一切似乎都连上了。
“屠龙刀?”
张真人的声音里带着一丝罕见的惊异。
他看向慕容白,捕捉到了对方眉宇间那抹凝重,于是自己的白眉也渐渐聚拢,“你的意思是……冰火岛?”
慕容白点了点头,声音不高,却清晰“无忌兄弟是什么性情,我们都清楚。
从他口中问出冰火岛的位置,对宋师兄来说,恐怕不算太难。”
宋远桥的呼吸骤然加重。
他当然清楚张无忌的秉性——那孩子从不说谎。
至于自家儿子宋青书,他又何尝不明白?那混账东西,确实做得出这等事来。
武当七侠的子嗣里,就只剩这两个年轻人了。
无忌向来赤诚,早将宋青书视作血脉相连的兄长。
拳头砸在椅臂上,闷响在寂静的房里格外清晰。
宋远桥却感觉不到疼,胸腔里翻涌的只有灼烫的怒意,还有对五弟张翠山沉甸甸的愧疚。
他齿缝间挤出三个字“这孽障!”
俞岱岩挪步上前,手掌按在他肩头。
屋内五人——包括慕容白在内——谁也没动身去唤正在外厅陪殷梨亭、白眉鹰王说话的张无忌。
事到如今,再问已是多余。
张三丰的眉宇又一次蹙拢。
他摇了摇头,声音里压着叹息“这下……棘手了。”
棘手的并非宋青书本人,而是可能被他带回中原的金毛狮王谢逊,是谢逊手里那柄刀。
武林至尊,宝刀屠龙。
号令天下,莫敢不从。
光明顶那一战之后,中原各派好不容易将矛头转向朝廷,暂且拧成了一股。
可若屠龙刀再现世,眼前这点脆弱的平衡,顷刻就会粉碎。
人心终究是私的。
除了张三丰这般早已跳出名利场的高人,江湖里有几个能忍住不去窥伺那“至尊”
的名号?二十年前那场因刀而起的腥风,张三丰记得,宋远桥记得,俞岱岩更不会忘——他当年正是因机缘巧合得了那柄刀,想护送上武山请师父封存,才落得卧床二十余载,周身经脉尽断。
这江湖,怕是又要起风了。
宋远桥指节捏得白。
他忽然抬头,视线钉在师父脸上,从牙关里挤出一句“让四弟和七弟去追。
逮住那孽障,我亲手废了他功夫。

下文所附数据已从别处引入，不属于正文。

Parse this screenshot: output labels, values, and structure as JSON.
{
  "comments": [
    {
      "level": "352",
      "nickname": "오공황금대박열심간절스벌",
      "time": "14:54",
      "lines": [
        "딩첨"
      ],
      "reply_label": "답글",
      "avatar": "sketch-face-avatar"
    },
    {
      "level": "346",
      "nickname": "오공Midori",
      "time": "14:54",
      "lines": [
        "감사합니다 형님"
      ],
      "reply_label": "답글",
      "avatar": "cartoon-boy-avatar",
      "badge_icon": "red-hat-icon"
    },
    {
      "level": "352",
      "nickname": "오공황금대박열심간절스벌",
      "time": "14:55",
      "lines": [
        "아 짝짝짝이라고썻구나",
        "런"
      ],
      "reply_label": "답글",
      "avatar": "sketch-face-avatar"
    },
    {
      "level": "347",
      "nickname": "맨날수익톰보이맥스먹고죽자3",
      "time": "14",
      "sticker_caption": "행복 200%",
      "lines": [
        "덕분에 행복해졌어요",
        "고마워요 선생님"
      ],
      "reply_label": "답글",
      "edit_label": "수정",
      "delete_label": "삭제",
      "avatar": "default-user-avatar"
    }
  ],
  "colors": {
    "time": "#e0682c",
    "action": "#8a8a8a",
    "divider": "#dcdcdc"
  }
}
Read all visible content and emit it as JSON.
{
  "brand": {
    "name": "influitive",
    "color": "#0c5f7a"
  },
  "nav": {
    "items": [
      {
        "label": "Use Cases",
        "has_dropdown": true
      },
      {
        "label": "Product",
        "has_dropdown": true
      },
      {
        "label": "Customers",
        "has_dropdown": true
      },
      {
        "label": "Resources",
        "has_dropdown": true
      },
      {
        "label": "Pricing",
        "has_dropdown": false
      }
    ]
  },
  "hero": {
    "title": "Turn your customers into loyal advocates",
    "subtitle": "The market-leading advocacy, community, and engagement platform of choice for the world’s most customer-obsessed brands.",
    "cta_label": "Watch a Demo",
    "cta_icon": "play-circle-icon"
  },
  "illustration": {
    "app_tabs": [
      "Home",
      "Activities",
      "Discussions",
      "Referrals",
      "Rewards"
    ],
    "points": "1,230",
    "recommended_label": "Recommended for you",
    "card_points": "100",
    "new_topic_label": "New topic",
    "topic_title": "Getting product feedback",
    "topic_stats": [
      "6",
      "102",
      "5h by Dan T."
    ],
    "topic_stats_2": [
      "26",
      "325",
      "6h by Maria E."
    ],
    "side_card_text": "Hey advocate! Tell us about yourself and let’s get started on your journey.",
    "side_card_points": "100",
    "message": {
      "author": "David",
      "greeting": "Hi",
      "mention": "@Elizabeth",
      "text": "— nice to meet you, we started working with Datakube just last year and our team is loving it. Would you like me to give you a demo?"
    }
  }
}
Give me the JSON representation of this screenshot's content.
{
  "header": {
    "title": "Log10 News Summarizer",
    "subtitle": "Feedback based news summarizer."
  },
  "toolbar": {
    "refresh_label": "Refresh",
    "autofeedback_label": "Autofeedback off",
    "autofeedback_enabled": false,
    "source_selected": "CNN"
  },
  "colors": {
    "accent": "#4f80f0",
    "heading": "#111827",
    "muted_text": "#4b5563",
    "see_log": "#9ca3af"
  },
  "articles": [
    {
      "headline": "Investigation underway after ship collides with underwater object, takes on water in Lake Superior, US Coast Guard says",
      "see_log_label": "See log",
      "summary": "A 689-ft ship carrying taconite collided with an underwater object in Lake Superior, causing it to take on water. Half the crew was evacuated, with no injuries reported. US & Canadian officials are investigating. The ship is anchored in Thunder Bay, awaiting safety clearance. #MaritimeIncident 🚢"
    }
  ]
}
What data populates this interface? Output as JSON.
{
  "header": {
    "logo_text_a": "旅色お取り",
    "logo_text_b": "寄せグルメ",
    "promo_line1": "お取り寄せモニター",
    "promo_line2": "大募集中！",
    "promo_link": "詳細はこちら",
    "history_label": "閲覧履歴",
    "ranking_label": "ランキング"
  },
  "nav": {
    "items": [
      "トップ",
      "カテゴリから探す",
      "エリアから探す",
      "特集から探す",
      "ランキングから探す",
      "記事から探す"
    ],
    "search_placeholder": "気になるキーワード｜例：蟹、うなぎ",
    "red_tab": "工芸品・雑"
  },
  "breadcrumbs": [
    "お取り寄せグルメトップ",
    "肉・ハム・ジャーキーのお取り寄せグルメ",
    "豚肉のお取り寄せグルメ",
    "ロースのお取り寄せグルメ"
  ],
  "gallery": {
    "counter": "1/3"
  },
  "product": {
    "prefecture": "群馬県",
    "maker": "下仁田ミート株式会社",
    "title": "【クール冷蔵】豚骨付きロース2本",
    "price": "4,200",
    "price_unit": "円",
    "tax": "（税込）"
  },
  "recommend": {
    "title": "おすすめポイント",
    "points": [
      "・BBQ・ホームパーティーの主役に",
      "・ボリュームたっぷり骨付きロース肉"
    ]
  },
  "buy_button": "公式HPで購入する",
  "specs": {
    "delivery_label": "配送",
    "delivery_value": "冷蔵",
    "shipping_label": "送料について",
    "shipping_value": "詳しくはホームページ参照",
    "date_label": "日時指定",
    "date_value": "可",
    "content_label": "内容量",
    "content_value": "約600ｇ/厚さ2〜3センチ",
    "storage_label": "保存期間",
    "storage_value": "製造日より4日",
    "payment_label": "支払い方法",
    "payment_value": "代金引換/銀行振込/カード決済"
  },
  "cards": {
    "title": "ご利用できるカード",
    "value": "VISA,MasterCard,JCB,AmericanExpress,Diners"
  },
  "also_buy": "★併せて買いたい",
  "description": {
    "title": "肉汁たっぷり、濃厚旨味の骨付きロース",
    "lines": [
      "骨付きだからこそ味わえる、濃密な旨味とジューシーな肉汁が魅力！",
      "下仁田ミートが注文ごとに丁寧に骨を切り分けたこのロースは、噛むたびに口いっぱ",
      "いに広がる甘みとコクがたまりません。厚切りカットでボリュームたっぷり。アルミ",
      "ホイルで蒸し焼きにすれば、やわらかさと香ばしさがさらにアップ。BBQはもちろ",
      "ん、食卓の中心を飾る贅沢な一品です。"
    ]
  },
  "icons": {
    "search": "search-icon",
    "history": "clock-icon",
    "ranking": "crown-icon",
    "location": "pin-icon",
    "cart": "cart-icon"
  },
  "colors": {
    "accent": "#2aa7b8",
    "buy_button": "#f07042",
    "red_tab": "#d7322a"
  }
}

”
张三丰尚未应声,一旁的慕容白却开了口,话音平缓“不妥。”
不是废武功不妥,而是此刻再派张松溪与莫声谷去追,恐怕已晚了。
那两人武功虽算得上一流,但宋青书身侧跟着的那两个来历不明的影子,谁说得准藏着什么变数?
宋远桥眉宇间的怒气几乎凝成实质。
慕容白知道,自己必须开口了。
他转向张三丰,声音压得很低“谢逊的武功与凶性姑且不论。
单是宋师兄敢打屠龙刀的主意,他身边那些人,就绝非易与之辈。”
他顿了顿,让话语里的分量沉下去,“四师叔与七师叔虽强,若真在海外孤岛对上他们,恐怕……”
后面的话他没说完,也不必说完。
张三丰缓缓颔,雪白的眉梢动了一下。”便让松溪和声谷回来吧。”
老真人的目光落在慕容白脸上,“昊儿,你已有计较?”
“北边几处要紧的口岸,都有我的人守着。”
慕容白答道,“丐帮那边也通了气。
只要宋师兄或那金毛狮王的形迹露出来,消息片刻就能递到。”
宋远桥闭了闭眼,喉结滚动,最终只化作一声沉重的叹息。